As for memory usage: what's 4kb between friends? ;-) But seriously, in the context of the tool in which this was used, the overhead of the goroutine is basically irrelevantĀ compared to the other stuff going on.
I disagree that Go pretends that memory is infinite. On the contrary, Go was designed to give the programmer a lot of control over allocation without making it too complicated. Take a look at slices - there's a reason why they don't grow automatically, and it's not because it was hard to implement. Similarly, the Reader and Writer interface types from the io package were designed to make it natural to re-use buffers and not thrash the GC.
Go isn't C. But if you want C, it's there, isn't it?
I'm glad you like the mutex version. I do, too. It's nice that Go makes it so easy to express it. ;-)
-
Aug 26 2010, 5:28 AMnsf responded:I guess you're right.
-
Aug 28 2010, 11:53 AMBrian Slesinsky responded:Shouldn't the channel be buffered? Otherwise you get a context switch every time you ask for another number.
-
Aug 28 2010, 7:02 PMAndrew Gerrand responded:If the channel were buffered then the goroutine would fill the buffer immediately. Any read from the channel would free space in the buffer, causing the goroutine to send the next value. The net effect would be more memory consumption (the size of the buffer), and no less context switching. These context switches are relatively cheap, anyway.
Just for the hell of it I benchmarked the two approaches. Here are the numbers:
uniq.BenchmarkMutex 10000000 173 ns/op
uniq.BenchmarkChannel 10000000 224 ns/opThe channel-based approach takes 1.29x the time of the mutex-based approach. Depending on the specific application, and your opinion on the aesthetics of the two approaches, this can be an acceptable tradeoff (it is, IMO).
To measure them yourself, get the code here:
http://github.com/nf/uniq -
Sep 19 2010, 7:47 AMJune Kim responded:This is a well-known technique in the CSP(Communicating Sequential Process) field. You'll find many useful and insightful gems in the CSP field, too.
-
Sep 19 2010, 10:48 AMQuestion: responded:This method still isn't guaranteed to return unique numbers, right? Because the uniqId is a finite sized variable, it will eventually wrap around. Does Go have something like Big Integers? You'd probably want to use something like that instead.
-
Sep 19 2010, 4:50 PMAndrew Gerrand responded:June: I'm well aware of the CSP field - Go has a history steeped in CSP. This article by Russ Cox, one of Go's core developers, discusses the history Go's ancestors w.r.t. CSP: http://swtch.com/~rsc/thread/
"Question:": Yes, this will eventually wrap. The use-case I had for this would never run that long. Go's "big" package provides support for arbitrary-precision arithmetic, and could be used for this purpose.
-
Sep 19 2010, 4:54 PMPat responded:Based on my benchmarks, it looks like if you replace the deferred "Unlock" with an explicit unlock (adds just a couple lines), the function version ends up being ~7.6x faster.

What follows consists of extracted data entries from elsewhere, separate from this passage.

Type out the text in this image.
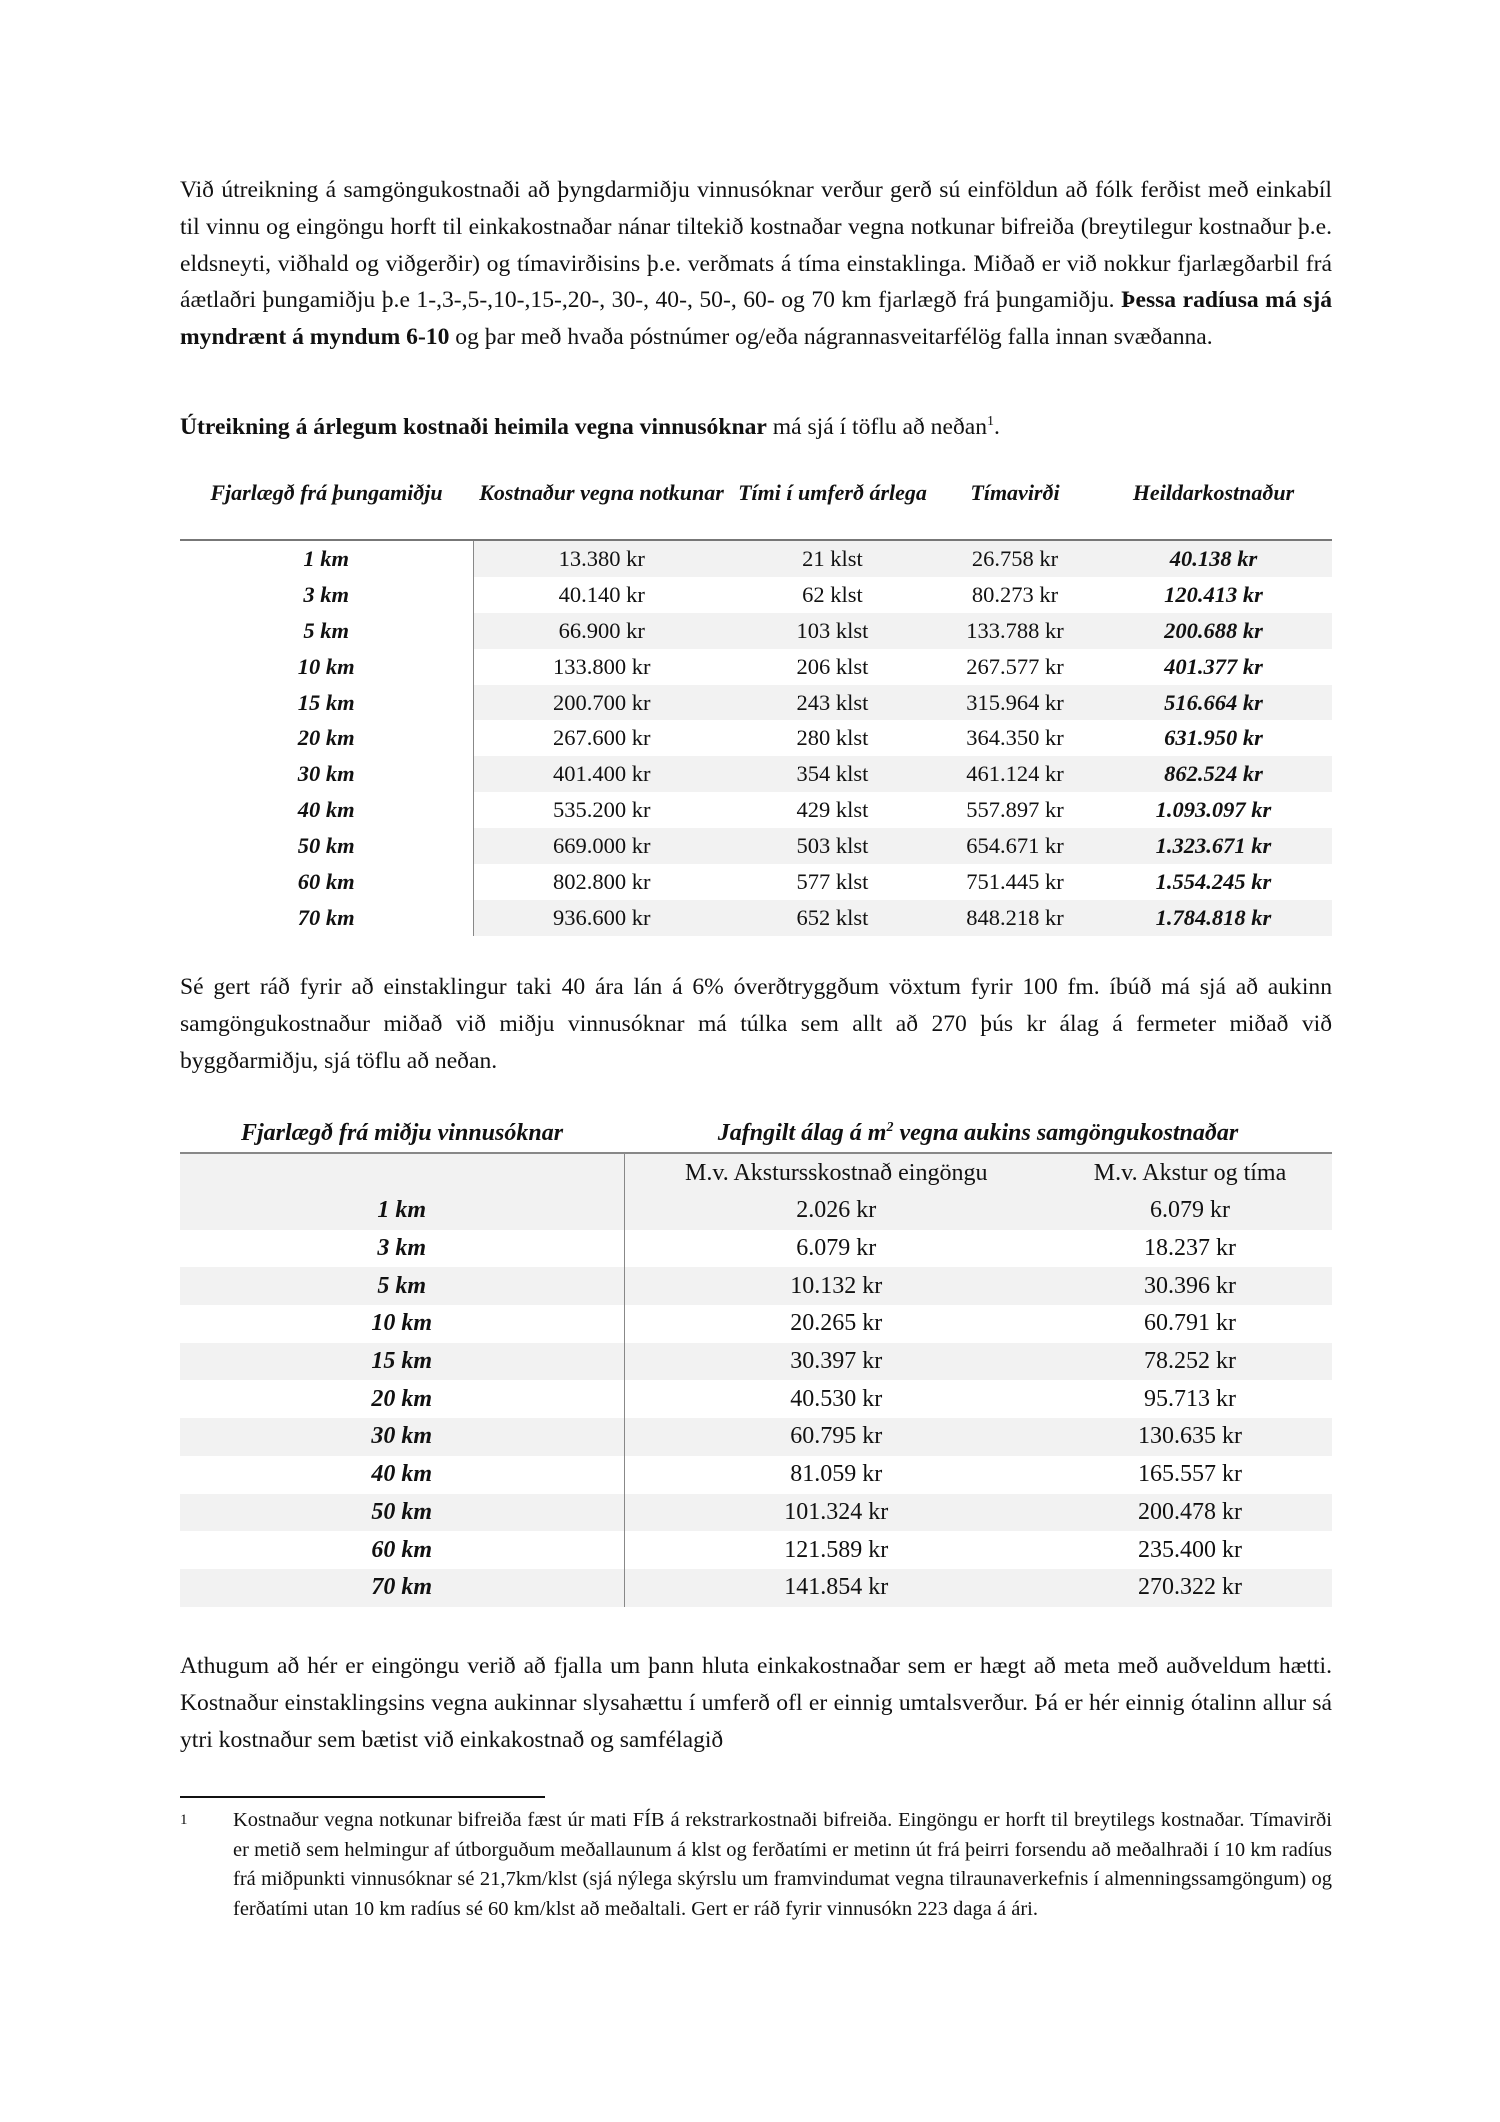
Við útreikning á samgöngukostnaði að þyngdarmiðju vinnusóknar verður gerð sú einföldun að fólk ferðist með einkabíl til vinnu og eingöngu horft til einkakostnaðar nánar tiltekið kostnaðar vegna notkunar bifreiða (breytilegur kostnaður þ.e. eldsneyti, viðhald og viðgerðir) og tímavirðisins þ.e. verðmats á tíma einstaklinga. Miðað er við nokkur fjarlægðarbil frá áætlaðri þungamiðju þ.e 1-,3-,5-,10-,15-,20-, 30-, 40-, 50-, 60- og 70 km fjarlægð frá þungamiðju. Þessa radíusa má sjá myndrænt á myndum 6-10 og þar með hvaða póstnúmer og/eða nágrannasveitarfélög falla innan svæðanna.
Útreikning á árlegum kostnaði heimila vegna vinnusóknar má sjá í töflu að neðan$^1$.
Fjarlægð frá þungamiðju	Kostnaður vegna notkunar	Tími í umferð árlega	Tímavirði	Heildarkostnaður
1 km	13.380 kr	21 klst	26.758 kr	40.138 kr
3 km	40.140 kr	62 klst	80.273 kr	120.413 kr
5 km	66.900 kr	103 klst	133.788 kr	200.688 kr
10 km	133.800 kr	206 klst	267.577 kr	401.377 kr
15 km	200.700 kr	243 klst	315.964 kr	516.664 kr
20 km	267.600 kr	280 klst	364.350 kr	631.950 kr
30 km	401.400 kr	354 klst	461.124 kr	862.524 kr
40 km	535.200 kr	429 klst	557.897 kr	1.093.097 kr
50 km	669.000 kr	503 klst	654.671 kr	1.323.671 kr
60 km	802.800 kr	577 klst	751.445 kr	1.554.245 kr
70 km	936.600 kr	652 klst	848.218 kr	1.784.818 kr
Sé gert ráð fyrir að einstaklingur taki 40 ára lán á 6% óverðtryggðum vöxtum fyrir 100 fm. íbúð má sjá að aukinn samgöngukostnaður miðað við miðju vinnusóknar má túlka sem allt að 270 þús kr álag á fermeter miðað við byggðarmiðju, sjá töflu að neðan.
Fjarlægð frá miðju vinnusóknar	Jafngilt álag á $m^2$ vegna aukins samgöngukostnaðar	
	M.v. Akstursskostnað eingöngu	M.v. Akstur og tíma
1 km	2.026 kr	6.079 kr
3 km	6.079 kr	18.237 kr
5 km	10.132 kr	30.396 kr
10 km	20.265 kr	60.791 kr
15 km	30.397 kr	78.252 kr
20 km	40.530 kr	95.713 kr
30 km	60.795 kr	130.635 kr
40 km	81.059 kr	165.557 kr
50 km	101.324 kr	200.478 kr
60 km	121.589 kr	235.400 kr
70 km	141.854 kr	270.322 kr
Athugum að hér er eingöngu verið að fjalla um þann hluta einkakostnaðar sem er hægt að meta með auðveldum hætti. Kostnaður einstaklingsins vegna aukinnar slysahættu í umferð ofl er einnig umtalsverður. Þá er hér einnig ótalinn allur sá ytri kostnaður sem bætist við einkakostnað og samfélagið
1 Kostnaður vegna notkunar bifreiða fæst úr mati FÍB á rekstrarkostnaði bifreiða. Eingöngu er horft til breytilegs kostnaðar. Tímavirði er metið sem helmingur af útborguðum meðallaunum á klst og ferðatími er metinn út frá þeirri forsendu að meðalhraði í 10 km radíus frá miðpunkti vinnusóknar sé 21,7km/klst (sjá nýlega skýrslu um framvindumat vegna tilraunaverkefnis í almenningssamgöngum) og ferðatími utan 10 km radíus sé 60 km/klst að meðaltali. Gert er ráð fyrir vinnusókn 223 daga á ári.
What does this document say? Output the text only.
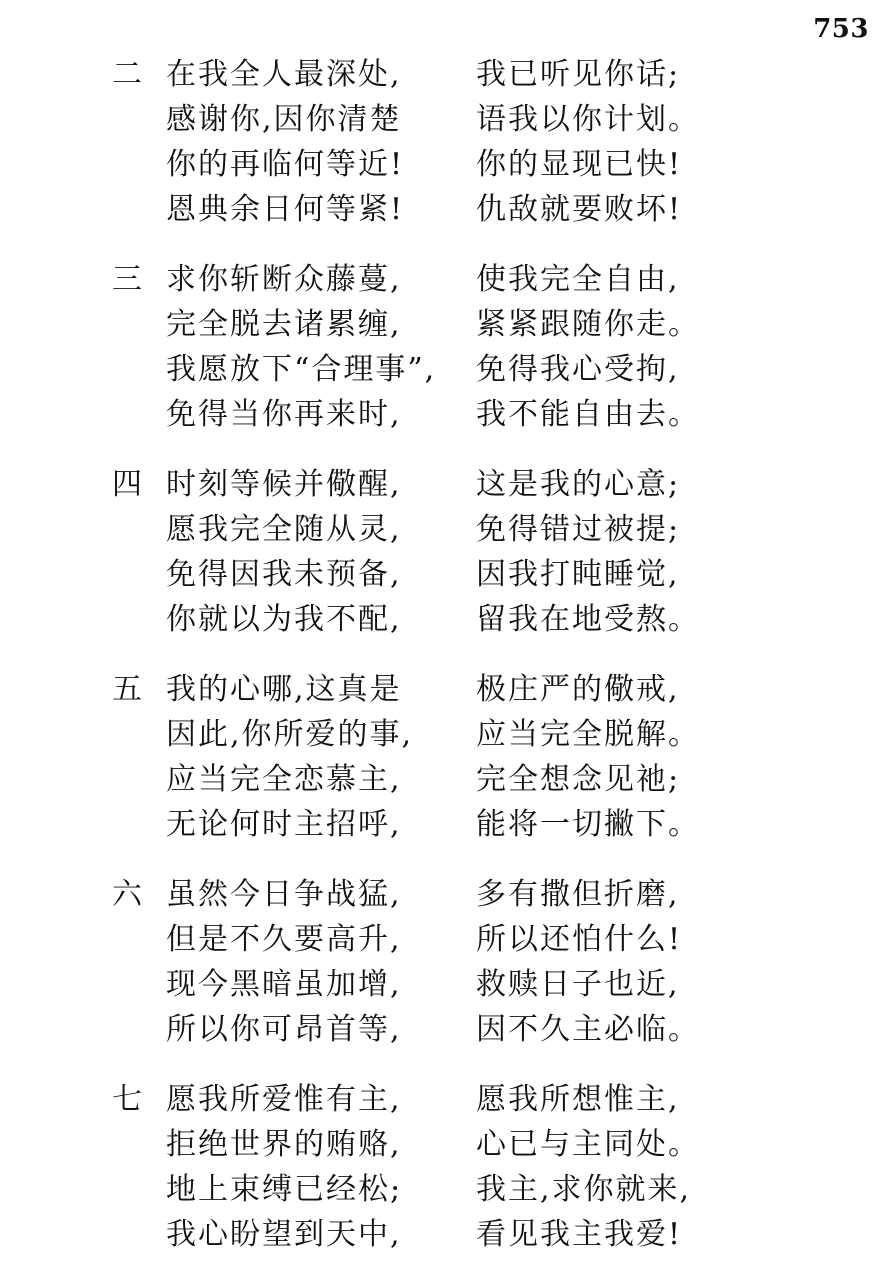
753
二 在我全人最深处, 我已听见你话;
感谢你,因你清楚 语我以你计划。
你的再临何等近! 你的显现已快!
恩典余日何等紧! 仇敌就要败坏!
三 求你斩断众藤蔓, 使我完全自由,
完全脱去诸累缠, 紧紧跟随你走。
我愿放下“合理事”, 免得我心受拘,
免得当你再来时, 我不能自由去。
四 时刻等候并儆醒, 这是我的心意;
愿我完全随从灵, 免得错过被提;
免得因我未预备, 因我打盹睡觉,
你就以为我不配, 留我在地受熬。
五 我的心哪,这真是 极庄严的儆戒,
因此,你所爱的事, 应当完全脱解。
应当完全恋慕主, 完全想念见祂;
无论何时主招呼, 能将一切撇下。
六 虽然今日争战猛, 多有撒但折磨,
但是不久要高升, 所以还怕什么!
现今黑暗虽加增, 救赎日子也近,
所以你可昂首等, 因不久主必临。
七 愿我所爱惟有主, 愿我所想惟主,
拒绝世界的贿赂, 心已与主同处。
地上束缚已经松; 我主,求你就来,
我心盼望到天中, 看见我主我爱!
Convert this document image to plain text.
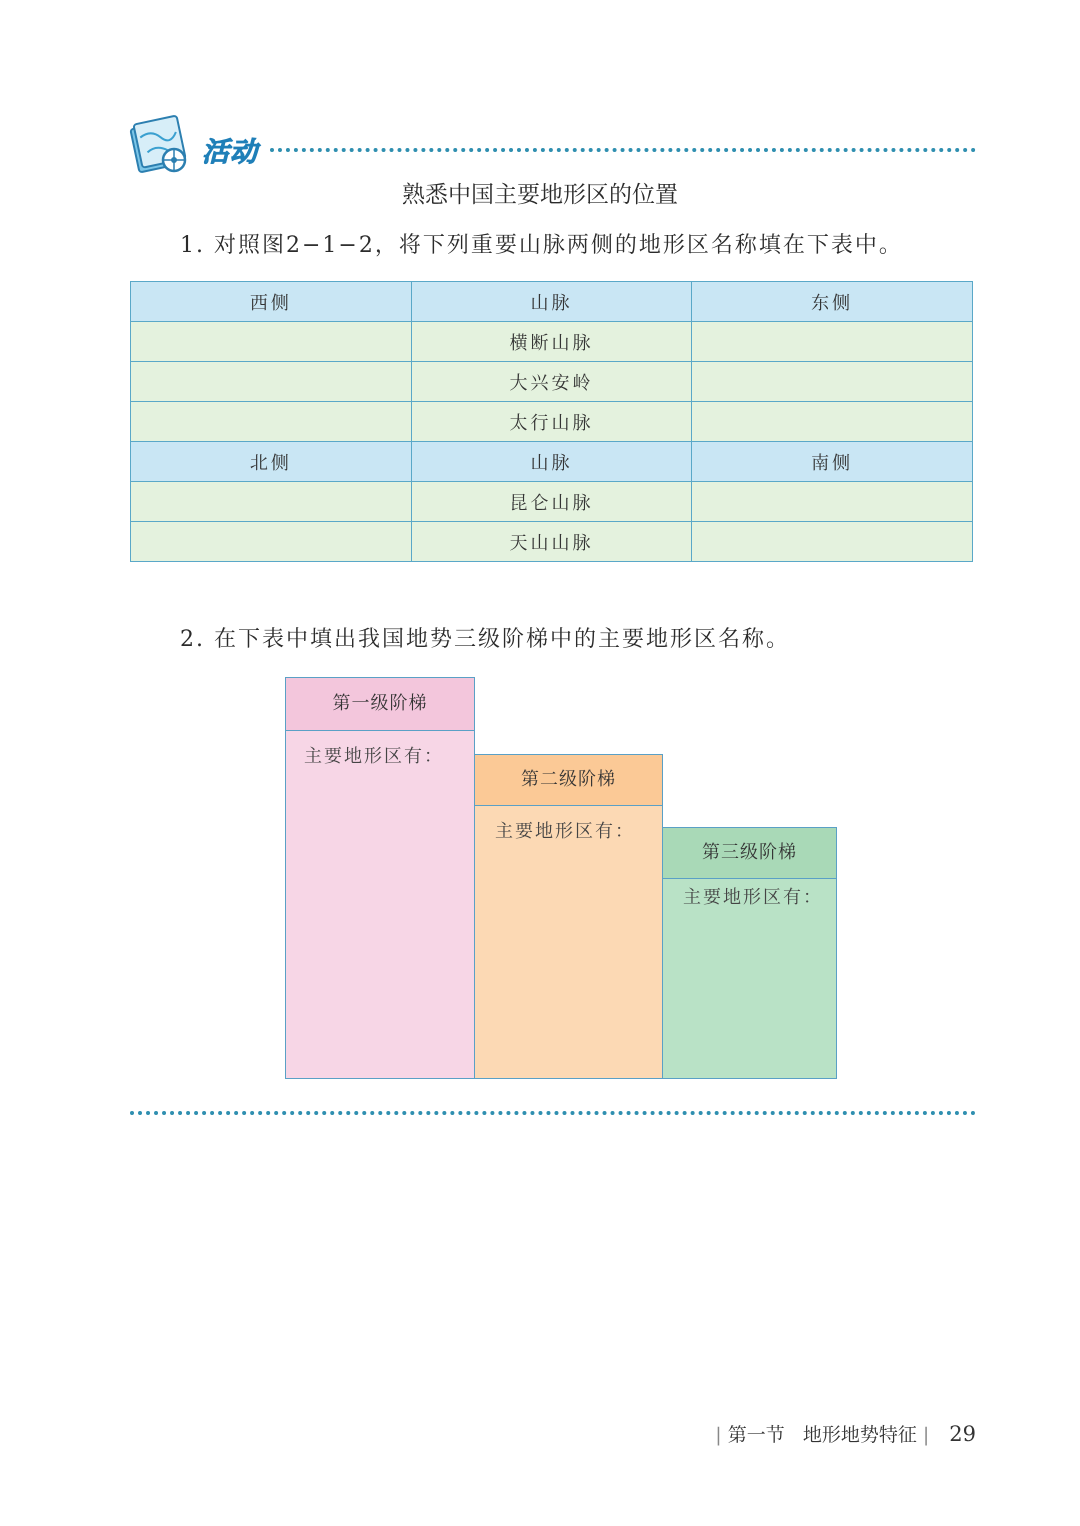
活动
熟悉中国主要地形区的位置
1. 对照图2−1−2，将下列重要山脉两侧的地形区名称填在下表中。
西侧	山脉	东侧
	横断山脉	
	大兴安岭	
	太行山脉	
北侧	山脉	南侧
	昆仑山脉	
	天山山脉	
2. 在下表中填出我国地势三级阶梯中的主要地形区名称。
第一级阶梯
主要地形区有：
第二级阶梯
主要地形区有：
第三级阶梯
主要地形区有：
| 第一节 地形地势特征 | 29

Whoa, if I change GOMAXPROCS from 1 to 2, it looks to be 74x faster to just use a mutex. As an added bonus, if we wrap the mutex source up and give it a method, you get the same speed improvement, but unlike the channel, it actually gets GC'd when you no longer need it.
I think channels are great, and in so many cases the speed difference is irrelevant, but when it is just as easy (as in this case) probably better to use a channel.
I sorta wish there were a "sync.AtomicInt" that used a cas under the hood. Then, it'd be the optimal and easy solution.
-
Sep 19 2010, 5:54 PMAndrew Gerrand responded:I assume you meant "probably better to use a mutex," and I agree. Your note about the slowdown using defer is an interesting one. I'd like to look into that further.
sync.AtomicInt is an interesting idea...
-
Sep 20 2010, 11:23 AMPat responded:The slowdown from defer is mainly a consequence of every call to "defer" allocating memory on the heap. It adds a few function calls too, but the "malloc" probably accounts for a vast majority of the time taken.